Using a piece of sturdy, finetipped material such as a wire to carefully retrieve pollen from the stamen, the male part of an orchid, Mr Tan deposits the pollen on the sticky stigma, or female part of another orchid.
"We're the insects," he says. "We play that role of transferring pollen to the orchids. And you have to know which orchids breed with which." For example, dendrobiums will breed only with dendrobiums.
If fertilisation is successful, the seed pods will then take a few weeks to months to develop and ripen. They are then sent to the laboratory before they split open for seed sowing and germination at the Botany Centre to prevent them from being contaminated by fungus or bacteria spores. In the laboratory, the pods are sterilised and sliced open to extract the dust-like seeds, which are then placed in an agar medium to germinate.

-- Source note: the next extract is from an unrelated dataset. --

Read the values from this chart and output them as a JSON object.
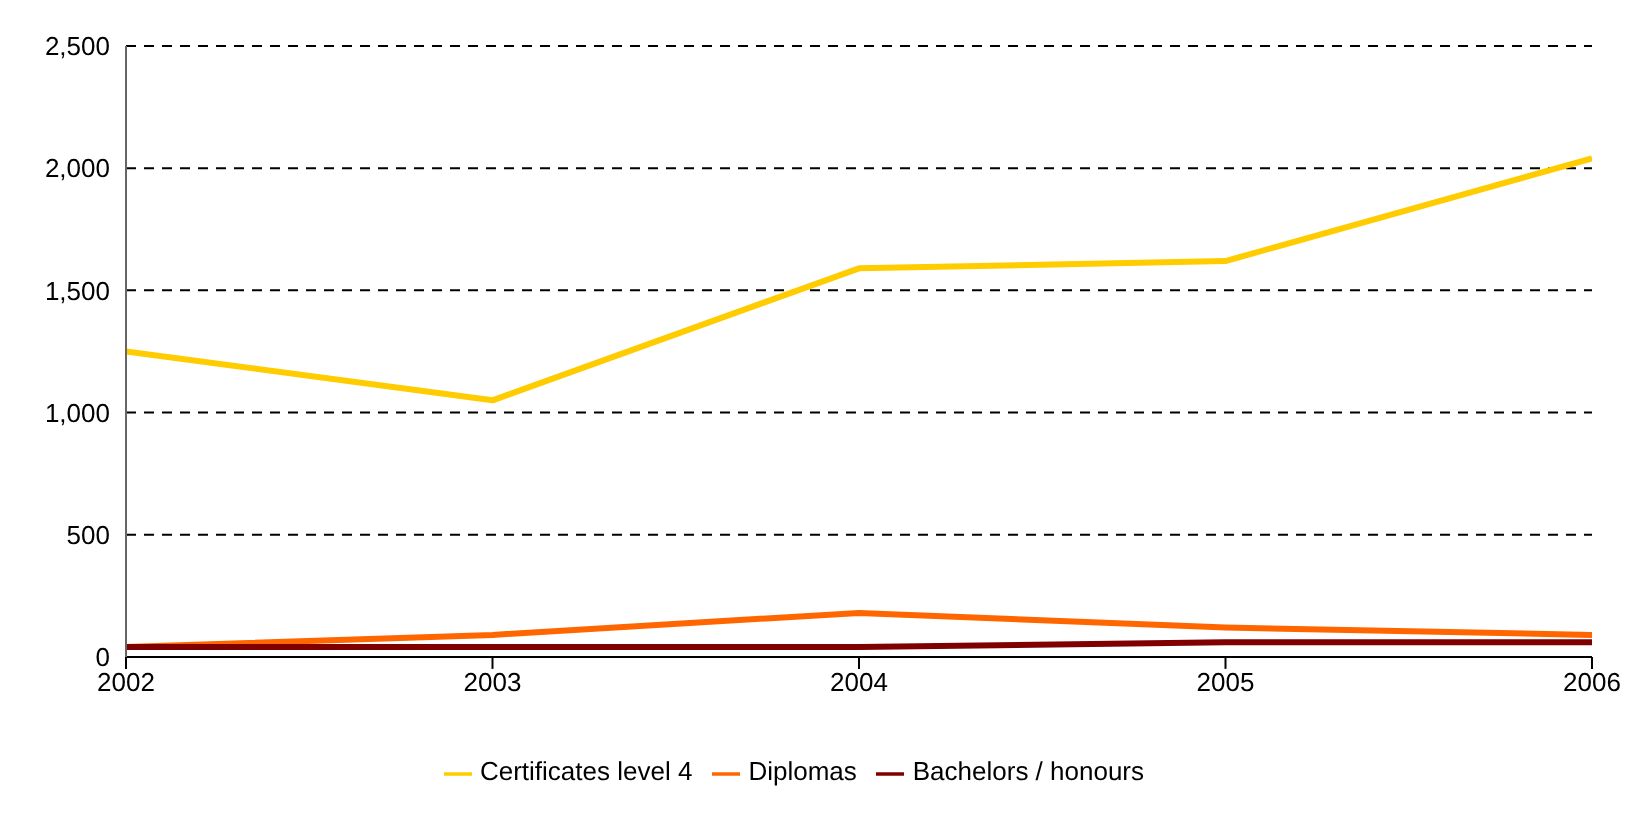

The orchid seedlings then grow and are transferred to other media, such as sphagnum moss, as they mature. Finally, when the plantsflower, a specimen with the best characteristics is picked to representthe hybrid.
Good breeders, says Mr Tan, have at least a decade of experience and must have worked with different kinds, hybrids and species so they can "sort of predict what they want to achieve in the product".
"It's a science with a lot of principles and theories, but it's also an artform. Luck also plays a big part. Even if you have the best-looking parents, it doesn't mean you'll get a good-looking child. It's all about genetics," adds Mr Tan, who used to be an orchid hobbyist with numerous orchid pots in his home.
The chosen bloom gets cloned so that new plants with the same look can be grown again when the plant gets sick or dies.
The nursery aims for 20 quality crosses every year, with the criteria including the height of the plant, flower count and the shape and size of the flower. Once hybrids have been chosen to be named, the bloom is registered with the Britainbased Royal Horticultural Society, a 211-year-old organisation that is the international registration authority for orchid hybrids.
And there is an abundance of hybrids to go around. The society writes on its website that in the last 150 years, orchids "have been widely crossed in cultivation to produce more than 110,000 hybrids. In excess of 3,000 new orchid hybrids are being added annually."
The National Orchid Garden here gets requests to buy these star hybrids, but they are not for sale. says Mr Tan.